# Printing issues and Maverick



## wonderings (Jun 10, 2003)

I always test a new version of OS X on my machine before ever installing it on the rest of the machines at work. It is frustrating that with almost every major OS X update (lion, mountain lion, mavericks, etc) that it brings about printing issues. Do they change that much in OS X to effect printing? I will have to switch back to mountain lion tonight just to regain normal functionality with printing. Everything else in mavericks works fine, love the tabbed folders, etc. I am trying to print to our RIP but it is a no go now. Constantly pauses the print cue. I tried getting a new ppd from pressteks website, no change. Tried reinstalling the printers, again with no change. A very frustrating experience. 

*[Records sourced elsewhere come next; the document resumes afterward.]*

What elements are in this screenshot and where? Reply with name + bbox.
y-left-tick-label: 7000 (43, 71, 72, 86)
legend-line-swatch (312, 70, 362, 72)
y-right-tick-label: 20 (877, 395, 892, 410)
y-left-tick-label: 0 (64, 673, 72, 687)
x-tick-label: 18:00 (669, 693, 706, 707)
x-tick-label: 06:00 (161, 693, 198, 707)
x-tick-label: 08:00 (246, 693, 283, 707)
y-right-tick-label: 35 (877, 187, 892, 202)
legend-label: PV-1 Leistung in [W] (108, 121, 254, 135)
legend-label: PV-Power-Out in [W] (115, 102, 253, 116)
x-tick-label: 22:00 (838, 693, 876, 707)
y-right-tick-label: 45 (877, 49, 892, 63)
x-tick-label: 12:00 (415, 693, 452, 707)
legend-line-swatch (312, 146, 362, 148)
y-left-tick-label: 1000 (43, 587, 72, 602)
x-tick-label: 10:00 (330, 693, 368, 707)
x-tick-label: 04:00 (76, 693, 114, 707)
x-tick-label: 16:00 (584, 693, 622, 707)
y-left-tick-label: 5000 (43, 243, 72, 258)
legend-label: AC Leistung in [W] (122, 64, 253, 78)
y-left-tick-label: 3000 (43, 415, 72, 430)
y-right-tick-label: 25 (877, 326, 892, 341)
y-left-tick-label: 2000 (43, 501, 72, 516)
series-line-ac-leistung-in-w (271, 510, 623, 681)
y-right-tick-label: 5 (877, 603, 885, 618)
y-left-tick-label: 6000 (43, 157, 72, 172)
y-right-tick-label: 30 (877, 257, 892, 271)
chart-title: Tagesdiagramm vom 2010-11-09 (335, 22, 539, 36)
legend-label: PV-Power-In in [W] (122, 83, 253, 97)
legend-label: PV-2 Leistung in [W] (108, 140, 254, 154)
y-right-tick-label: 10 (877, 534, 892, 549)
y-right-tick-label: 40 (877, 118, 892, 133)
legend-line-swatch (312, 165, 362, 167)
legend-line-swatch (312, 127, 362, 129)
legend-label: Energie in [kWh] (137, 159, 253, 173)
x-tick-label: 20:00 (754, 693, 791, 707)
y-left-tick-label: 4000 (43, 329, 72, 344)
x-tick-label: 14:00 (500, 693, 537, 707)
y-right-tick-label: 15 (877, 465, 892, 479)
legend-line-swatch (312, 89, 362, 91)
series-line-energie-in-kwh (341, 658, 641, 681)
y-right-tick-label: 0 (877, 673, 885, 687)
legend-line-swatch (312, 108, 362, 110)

Even with our Xerox digital press (DC260) there are issues when sending larger files. I can work around that one easily at least. It is very frustrating that an update like this seems to bring about so many problems when it comes to printing. Especially since there is no real huge difference between mountain lion and mavericks that I can see. Seems like little tweaks here and there, again not sure why they would change things so much that it would effect printer drivers and such.


----------



## screature (May 14, 2007)

Early adoption is a real bitch as I have come to learn over the years...

That is why I always wait until at least x.3.x or more.

I am still happily running 10.6.8 my old Mac Pro for my Pro needs.

I will admit that I have another Boot Disk running 10.7 just because I want to play a certain game.

I hope you backed up your last working version of mountain lion that you can revert to...


----------



## wonderings (Jun 10, 2003)

screature said:


> Early adoption is a real bitch as I have come to learn over the years...
> 
> That is why I always wait until at least x.3.x or more.
> 
> ...



I always do a time machine backup. Took an hour over lunch to revert back to mountain lion.


----------



## wonderings (Jun 10, 2003)

Seems the paused printer issue is a common problem for many people across a wide variety of printers.


----------



## macintosh doctor (Mar 23, 2009)

i always joke with my clients who think the $20 upgrade for the OS in this case $0 upgrade is a deal..
it is always a $2000 upgrade, people are finally coming to terms with that..

- new software 
- new hardware [ printers, ram etc]

it is never a $20 upgrade LOL


----------



## wonderings (Jun 10, 2003)

macintosh doctor said:


> i always joke with my clients who think the $20 upgrade for the OS in this case $0 upgrade is a deal..
> it is always a $2000 upgrade, people are finally coming to terms with that..
> 
> - new software
> ...


I think there has been only one case with our machines of it no longer being supported by a new update of OS X, it just takes time for drivers and updates to come out to work with them. It is frustrating, especially with Mavericks as it does not seem like a radical shift or change from mountain lion, just some nice tweaks. Not sure why or what would change in the regards to printing that would cause issues like this.


----------



## Oakbridge (Mar 8, 2005)

Oddly enough when I just tried my HP 2605 Colour Laser (which is 6+ years old) it printed fine. HP is usually one of the worst for supporting new OSs. 

Perhaps the reason is that printing consumption is way down with each new release. Obviously some people still need to print, but I know that the majority of my clients are looking for ways to reduce their printed output. 

For my business, I can't remember the last time I printed something.


----------